An English Absolutism?
Classic Pamphlet
The Later Stuart Monarchy 1660-88
The term 'Absolutism' was coined in France in the 1790s, but the concept which described it was familiar to many Englishmen in the late seventeenth century. They talked of 'absolute monarchy', 'tyranny', 'despotism' and above all 'arbitrary government'. Their use of such terns were pejorative: they described political regimes of a type which existed on the continent and which they did not wish see duplicated in England. Fears that this might happen dated back at least as far as the 1620s, when men had talked of a 'crisis of Parliaments'. Sir Dudley Carleton told the House of Commons in 1626 that, for a representative assembly, failure to comply with the wishes of the monarch was a major step on the way to extinction.

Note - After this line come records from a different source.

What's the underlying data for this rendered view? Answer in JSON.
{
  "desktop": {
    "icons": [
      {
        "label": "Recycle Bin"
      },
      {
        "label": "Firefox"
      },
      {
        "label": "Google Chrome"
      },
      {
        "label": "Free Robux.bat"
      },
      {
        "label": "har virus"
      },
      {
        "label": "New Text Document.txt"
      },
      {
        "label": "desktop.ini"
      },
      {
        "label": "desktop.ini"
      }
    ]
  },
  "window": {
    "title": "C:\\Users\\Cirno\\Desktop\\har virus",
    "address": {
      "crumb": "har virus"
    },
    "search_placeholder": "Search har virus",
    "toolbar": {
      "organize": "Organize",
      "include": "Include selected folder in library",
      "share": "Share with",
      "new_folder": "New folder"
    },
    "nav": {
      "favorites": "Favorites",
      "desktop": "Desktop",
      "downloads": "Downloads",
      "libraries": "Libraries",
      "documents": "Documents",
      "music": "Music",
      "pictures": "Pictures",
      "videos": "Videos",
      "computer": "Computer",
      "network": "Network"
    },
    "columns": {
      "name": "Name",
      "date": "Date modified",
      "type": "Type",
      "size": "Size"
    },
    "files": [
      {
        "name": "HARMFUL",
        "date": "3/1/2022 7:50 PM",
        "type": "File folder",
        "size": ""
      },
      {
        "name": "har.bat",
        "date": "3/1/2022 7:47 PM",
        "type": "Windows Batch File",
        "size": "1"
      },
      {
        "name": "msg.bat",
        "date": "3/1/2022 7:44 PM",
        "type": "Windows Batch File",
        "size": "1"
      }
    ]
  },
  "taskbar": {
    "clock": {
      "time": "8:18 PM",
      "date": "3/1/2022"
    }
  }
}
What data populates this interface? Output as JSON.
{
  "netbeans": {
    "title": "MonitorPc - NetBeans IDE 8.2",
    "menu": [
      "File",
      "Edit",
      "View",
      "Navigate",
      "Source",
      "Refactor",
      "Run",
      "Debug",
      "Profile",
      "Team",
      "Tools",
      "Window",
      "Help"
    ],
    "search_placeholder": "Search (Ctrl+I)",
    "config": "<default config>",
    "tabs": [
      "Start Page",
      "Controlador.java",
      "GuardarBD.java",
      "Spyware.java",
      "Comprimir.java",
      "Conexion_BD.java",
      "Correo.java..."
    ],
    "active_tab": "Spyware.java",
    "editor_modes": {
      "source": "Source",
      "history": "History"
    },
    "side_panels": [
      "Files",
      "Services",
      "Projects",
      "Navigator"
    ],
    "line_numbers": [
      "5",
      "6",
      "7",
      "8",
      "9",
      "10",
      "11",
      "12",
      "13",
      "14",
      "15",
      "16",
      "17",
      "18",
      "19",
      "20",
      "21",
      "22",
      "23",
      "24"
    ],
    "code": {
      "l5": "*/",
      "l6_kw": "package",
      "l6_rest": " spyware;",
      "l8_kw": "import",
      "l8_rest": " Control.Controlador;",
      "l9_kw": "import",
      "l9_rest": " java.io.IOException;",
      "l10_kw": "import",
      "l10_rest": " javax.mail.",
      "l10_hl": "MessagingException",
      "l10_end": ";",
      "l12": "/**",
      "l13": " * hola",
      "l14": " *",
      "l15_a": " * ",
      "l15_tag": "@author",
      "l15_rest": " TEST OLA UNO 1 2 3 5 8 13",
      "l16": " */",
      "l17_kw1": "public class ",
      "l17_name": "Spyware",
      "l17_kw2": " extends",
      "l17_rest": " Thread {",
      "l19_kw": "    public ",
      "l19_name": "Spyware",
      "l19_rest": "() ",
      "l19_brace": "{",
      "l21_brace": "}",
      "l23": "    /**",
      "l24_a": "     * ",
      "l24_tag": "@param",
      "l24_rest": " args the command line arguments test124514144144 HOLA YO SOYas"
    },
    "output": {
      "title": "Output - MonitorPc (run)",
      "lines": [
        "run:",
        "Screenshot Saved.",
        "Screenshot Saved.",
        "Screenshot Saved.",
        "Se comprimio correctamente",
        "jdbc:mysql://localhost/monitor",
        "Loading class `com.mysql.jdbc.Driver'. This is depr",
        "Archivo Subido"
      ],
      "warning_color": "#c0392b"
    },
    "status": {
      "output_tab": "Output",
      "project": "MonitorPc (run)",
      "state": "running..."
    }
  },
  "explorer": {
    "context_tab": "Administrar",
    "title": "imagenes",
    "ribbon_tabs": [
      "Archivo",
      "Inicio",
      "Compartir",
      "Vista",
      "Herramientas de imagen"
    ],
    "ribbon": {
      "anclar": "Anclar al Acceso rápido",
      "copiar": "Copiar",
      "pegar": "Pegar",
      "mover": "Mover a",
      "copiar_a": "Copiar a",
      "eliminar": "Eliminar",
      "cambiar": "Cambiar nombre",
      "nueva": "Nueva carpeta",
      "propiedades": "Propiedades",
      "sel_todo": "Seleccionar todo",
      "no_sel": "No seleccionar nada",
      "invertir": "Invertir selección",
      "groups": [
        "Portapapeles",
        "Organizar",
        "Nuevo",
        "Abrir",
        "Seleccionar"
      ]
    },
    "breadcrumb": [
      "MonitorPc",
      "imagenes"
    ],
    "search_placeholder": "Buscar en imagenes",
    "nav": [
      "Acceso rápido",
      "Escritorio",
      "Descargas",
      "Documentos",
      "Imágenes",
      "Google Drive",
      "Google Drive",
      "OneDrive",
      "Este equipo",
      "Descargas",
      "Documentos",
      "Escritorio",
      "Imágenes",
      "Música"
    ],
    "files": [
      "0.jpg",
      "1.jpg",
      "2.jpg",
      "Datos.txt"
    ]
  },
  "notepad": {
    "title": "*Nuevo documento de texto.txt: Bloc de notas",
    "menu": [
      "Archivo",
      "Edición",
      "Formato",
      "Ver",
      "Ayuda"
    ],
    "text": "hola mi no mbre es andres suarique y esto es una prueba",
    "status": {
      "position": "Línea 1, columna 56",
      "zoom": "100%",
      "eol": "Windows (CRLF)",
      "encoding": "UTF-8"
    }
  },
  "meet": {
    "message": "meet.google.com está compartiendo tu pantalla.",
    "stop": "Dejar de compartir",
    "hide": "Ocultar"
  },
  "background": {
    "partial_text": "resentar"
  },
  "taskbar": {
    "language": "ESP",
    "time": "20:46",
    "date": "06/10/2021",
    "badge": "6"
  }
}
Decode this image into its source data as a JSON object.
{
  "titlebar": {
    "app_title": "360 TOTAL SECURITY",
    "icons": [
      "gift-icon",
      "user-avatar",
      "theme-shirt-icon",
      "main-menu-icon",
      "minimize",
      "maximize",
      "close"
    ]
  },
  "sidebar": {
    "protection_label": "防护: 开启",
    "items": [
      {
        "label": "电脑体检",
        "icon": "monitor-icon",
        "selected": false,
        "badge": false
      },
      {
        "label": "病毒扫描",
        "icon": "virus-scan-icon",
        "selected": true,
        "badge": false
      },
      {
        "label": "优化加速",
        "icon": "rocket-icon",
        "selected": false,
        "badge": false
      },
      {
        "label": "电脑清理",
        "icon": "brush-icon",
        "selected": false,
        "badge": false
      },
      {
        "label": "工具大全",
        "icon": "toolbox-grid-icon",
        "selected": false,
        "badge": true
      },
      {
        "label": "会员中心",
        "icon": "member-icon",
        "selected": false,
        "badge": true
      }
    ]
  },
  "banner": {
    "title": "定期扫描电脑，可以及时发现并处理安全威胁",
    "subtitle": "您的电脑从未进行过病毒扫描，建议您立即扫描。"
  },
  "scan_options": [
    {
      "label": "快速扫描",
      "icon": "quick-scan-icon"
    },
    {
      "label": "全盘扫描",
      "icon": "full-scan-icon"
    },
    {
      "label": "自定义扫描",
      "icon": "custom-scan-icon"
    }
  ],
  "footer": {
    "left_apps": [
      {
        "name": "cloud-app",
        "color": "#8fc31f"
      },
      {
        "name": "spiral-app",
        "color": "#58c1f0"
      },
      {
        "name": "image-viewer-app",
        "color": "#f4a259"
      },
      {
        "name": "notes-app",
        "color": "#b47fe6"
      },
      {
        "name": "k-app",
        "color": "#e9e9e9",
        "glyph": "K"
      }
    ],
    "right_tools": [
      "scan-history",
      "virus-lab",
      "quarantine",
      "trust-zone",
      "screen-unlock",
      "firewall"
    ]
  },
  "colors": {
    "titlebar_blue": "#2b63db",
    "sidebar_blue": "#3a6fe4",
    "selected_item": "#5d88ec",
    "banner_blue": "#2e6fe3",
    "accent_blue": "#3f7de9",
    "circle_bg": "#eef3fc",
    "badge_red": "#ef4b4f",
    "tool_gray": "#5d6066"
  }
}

Subjects of continental rulers, he went on, were 'like so many ghosts...being nothing but skin and bones, with some thin cover to their nakedness, and wearing only wooden shoes on their feet, so that they cannot eat meat or wear good clothes, but they must pay and be taxed unto the king for it'. His conclusion was simple: 'Let us then be careful to preserve the king's good opinion of Parliaments, which bringeth this happiness to this nation, and makes us envied of all others...lest we lose the repute of a free-born nation by turbulency in Parliament'.